Dopiero 6. miejsce zajęli biało - czerwoni w Heerenveen! Mistrzami świata w drużynie zostali Holendrzy. Polacy byli wymieniani w gronie faworytów. Przed rokiem - podczas igrzysk olimpijskich w Soczi - stanęli na najniższym stopniu podium.
Złoty medal - zgodnie z przewidywaniami - wywalczyli gospodarze. Pomarańczowi zanotowali czas 3.41,40. Srebro zdobyli reprezentanci Kanady, a brąz Koreańczycy.
Polacy, którzy w ostatniej parze jechali z Włochami, zaczęli bardzo spokojnie. Widać było, że rywalizacja na 1500 m, dała im się we znaki. Drużynówkę kończyli bardzo zmęczeni. Ostatecznie uzyskali dopiero szósty czas, tracąc do zwycięzców prawie 8 sekund.
W piątek - zaledwie 2 godziny przed drużynówką - panowie rywalizowali na 1500 m. Mistrzem świata został Denis Juskow. Rosjanin, który jechał w szóstej parze, pobił rekord toru w Heerenveen, notując czas 1.43,36. Drugiego - Morrisona - wyprzedził o prawie dwie sekundy. Na najniższym stopniu podium stanął reprezentant gospodarzy Koen Verweij.
Najwyżej z Polaków - na 6. miejscu - sklasyfikowany został mistrz olimpijski na tym dystansie, Zbigniew Bródka. Na ósmym miejscu zawody ukończył Jan Szymański, a na dziesiątym Konrad Niedźwiecki.

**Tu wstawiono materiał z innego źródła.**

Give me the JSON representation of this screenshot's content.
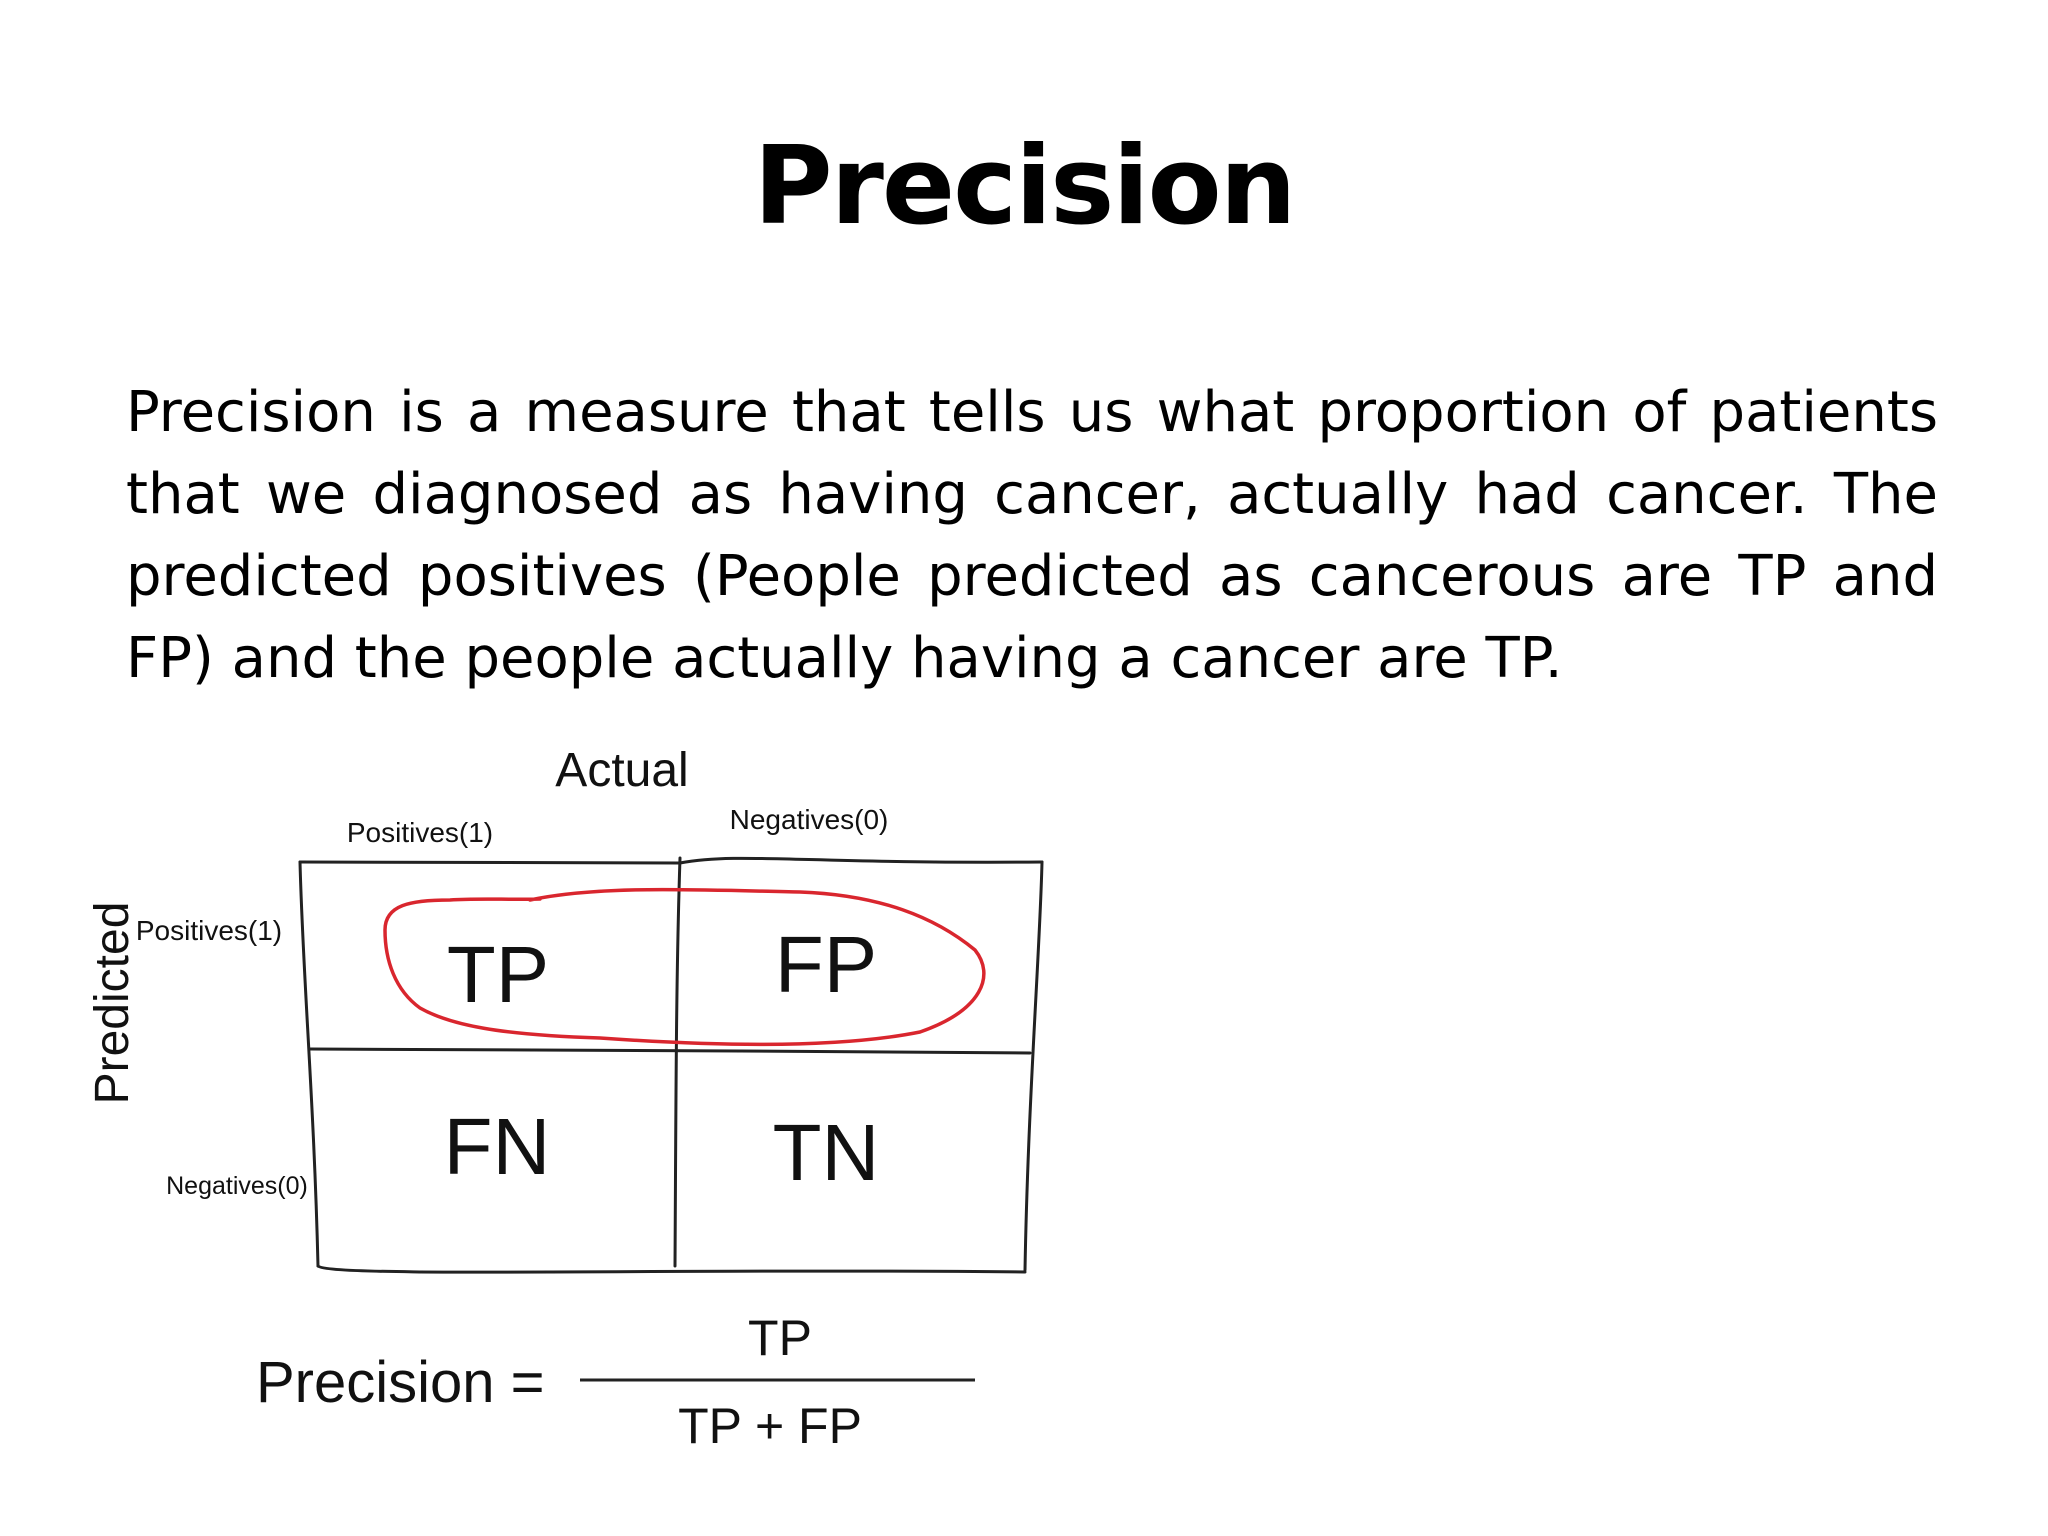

Rok temu - podczas igrzysk olimpijskich w Soczi - złoto na tym dystansie zdobył Zbigniew Bródka. W tym sezonie na podium Pucharu Świata nie stał ani razu. Wyręczył go młody Jan Szymański, brązowy medalista IO w drużynie, który dwukrotnie zwyciężał w zawodach PŚ. Był nawet liderem cyklu, ale w Hamar został zdyskwalifikowany za spowodowanie kolizji z rywalem.
W sobotę szansę na podium będą miały biało - czerwone. W biegu drużynowym zobaczymy - Aleksandrę Goss, Katarzynę Woźniak i Luizę Złotkowską. Natomiast w niedzielę wystartuje - spisujący się rewelacyjnie w tym sezonie - sprinter Artur Waś. Wygrał dwukrotnie zawody Pucharu Świata, trzy razy był drugi. Jego najpoważniejszym rywalem będzie Rosjanin Paweł Kuliżnikow, który na osiem startów wygrał siedem. Przegrał jedynie z Holendrem Janem Smeekensem w Obihiro.